Last year we hired a chemical-based service because I couldn't ever seem to get rid of all the weeds (dandelions, clover, a little medic, plantains, etc but mostly dandelions).  I fundamentally didn't like that and am now trying to get on an organic program.  The soil is super compacted.  My lawn is mostly fescues of some kind in the shade and fescue/KBG in the sunny areas. 

SO.  Since I have 2 little kids and no time and no way to get a rented machine here, I just paid an organic lawn care company to "renovate" my lawn.  This entailed double core aeration (meaning twice-over) followed by overseeding and alfalfa fertilizer and a dressing of lime pellets.

I deeply watered in prep for the aeration.  When I asked the guy today what kind of seed it was he said "sun seed".  Ok, what the heck does that mean - he doesn't know he's apparently just the dude-running-the-machine/spreader.

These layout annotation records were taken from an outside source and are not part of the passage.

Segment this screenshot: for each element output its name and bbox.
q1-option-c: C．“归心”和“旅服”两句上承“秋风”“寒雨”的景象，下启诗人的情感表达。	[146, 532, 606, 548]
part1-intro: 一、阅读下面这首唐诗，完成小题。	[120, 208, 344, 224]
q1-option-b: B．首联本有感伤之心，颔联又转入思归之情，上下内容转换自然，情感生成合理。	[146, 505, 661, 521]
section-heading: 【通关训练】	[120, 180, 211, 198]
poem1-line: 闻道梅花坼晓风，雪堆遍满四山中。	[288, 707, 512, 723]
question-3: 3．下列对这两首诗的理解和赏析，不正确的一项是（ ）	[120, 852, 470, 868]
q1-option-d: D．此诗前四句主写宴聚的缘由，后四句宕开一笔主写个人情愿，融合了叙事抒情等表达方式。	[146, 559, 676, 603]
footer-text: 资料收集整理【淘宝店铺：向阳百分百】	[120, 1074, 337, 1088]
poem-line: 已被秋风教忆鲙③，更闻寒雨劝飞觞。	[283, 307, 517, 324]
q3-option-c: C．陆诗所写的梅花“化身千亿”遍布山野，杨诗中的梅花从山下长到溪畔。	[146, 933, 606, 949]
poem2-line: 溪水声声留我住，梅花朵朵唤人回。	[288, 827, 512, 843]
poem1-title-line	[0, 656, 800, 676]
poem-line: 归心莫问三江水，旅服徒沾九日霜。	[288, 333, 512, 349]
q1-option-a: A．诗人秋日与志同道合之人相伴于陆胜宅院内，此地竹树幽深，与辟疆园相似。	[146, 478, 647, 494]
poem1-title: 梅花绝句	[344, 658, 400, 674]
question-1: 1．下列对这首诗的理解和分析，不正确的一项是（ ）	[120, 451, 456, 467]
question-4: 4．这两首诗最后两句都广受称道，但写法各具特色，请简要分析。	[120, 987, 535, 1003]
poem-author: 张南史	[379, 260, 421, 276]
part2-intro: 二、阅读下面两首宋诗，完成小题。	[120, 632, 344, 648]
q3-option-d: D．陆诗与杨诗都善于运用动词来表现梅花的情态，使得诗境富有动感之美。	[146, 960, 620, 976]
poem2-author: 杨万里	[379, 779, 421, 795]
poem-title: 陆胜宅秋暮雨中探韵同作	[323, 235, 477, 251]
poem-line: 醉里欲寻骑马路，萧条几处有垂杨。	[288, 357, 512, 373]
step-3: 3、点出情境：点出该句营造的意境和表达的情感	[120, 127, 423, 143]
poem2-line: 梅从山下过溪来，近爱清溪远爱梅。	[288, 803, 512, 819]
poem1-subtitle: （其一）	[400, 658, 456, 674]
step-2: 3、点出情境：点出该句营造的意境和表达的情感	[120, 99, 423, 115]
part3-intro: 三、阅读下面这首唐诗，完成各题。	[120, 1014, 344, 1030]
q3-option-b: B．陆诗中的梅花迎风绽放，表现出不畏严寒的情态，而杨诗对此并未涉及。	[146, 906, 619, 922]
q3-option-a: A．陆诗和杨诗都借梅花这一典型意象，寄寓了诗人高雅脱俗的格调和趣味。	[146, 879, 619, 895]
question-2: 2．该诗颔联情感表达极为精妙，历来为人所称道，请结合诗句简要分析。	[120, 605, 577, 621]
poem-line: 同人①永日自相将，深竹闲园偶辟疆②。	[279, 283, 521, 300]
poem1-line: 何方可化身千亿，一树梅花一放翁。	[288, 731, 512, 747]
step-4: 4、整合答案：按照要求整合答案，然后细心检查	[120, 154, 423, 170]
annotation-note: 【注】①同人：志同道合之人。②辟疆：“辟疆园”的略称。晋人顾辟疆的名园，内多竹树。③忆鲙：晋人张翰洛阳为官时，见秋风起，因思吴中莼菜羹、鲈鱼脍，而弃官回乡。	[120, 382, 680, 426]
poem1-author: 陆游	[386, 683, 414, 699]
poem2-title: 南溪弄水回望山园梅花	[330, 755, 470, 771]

I knew this would bring up more weed seeds but I figured we needed to loosen the soil and get the bare spots / thin areas growing.

Now I've been reading the forum and thinking maybe I just wasted my money.  Or at least signed up for a whole lot of work this month.

So I know I need to water a lot until the seed germinates. 
Today I also ordered 7 million units of beneficial nematodes, 20 lbs of milky spore (for broadcast), and 4 lbs of Mycorrhizae to cover my 4000 sq. ft.

There was no top dressing with anything, but I could at least go out there and rake in the seed and throw a little soil around the bare spots from the "dirt pile" on the north side of the house.

I can tell Paul, in his pithy way, will tell me if I wasted my money, so let's hear it, Mr. W.    Anything else I should do now?  When it's ready to fertilize what should I use?  Once it's set up and germinated, I'm all for the cheap and easy methods, btw. 

Oh wise denizens of the lawn care forum, bestow your knowledge upon me - I beseech you!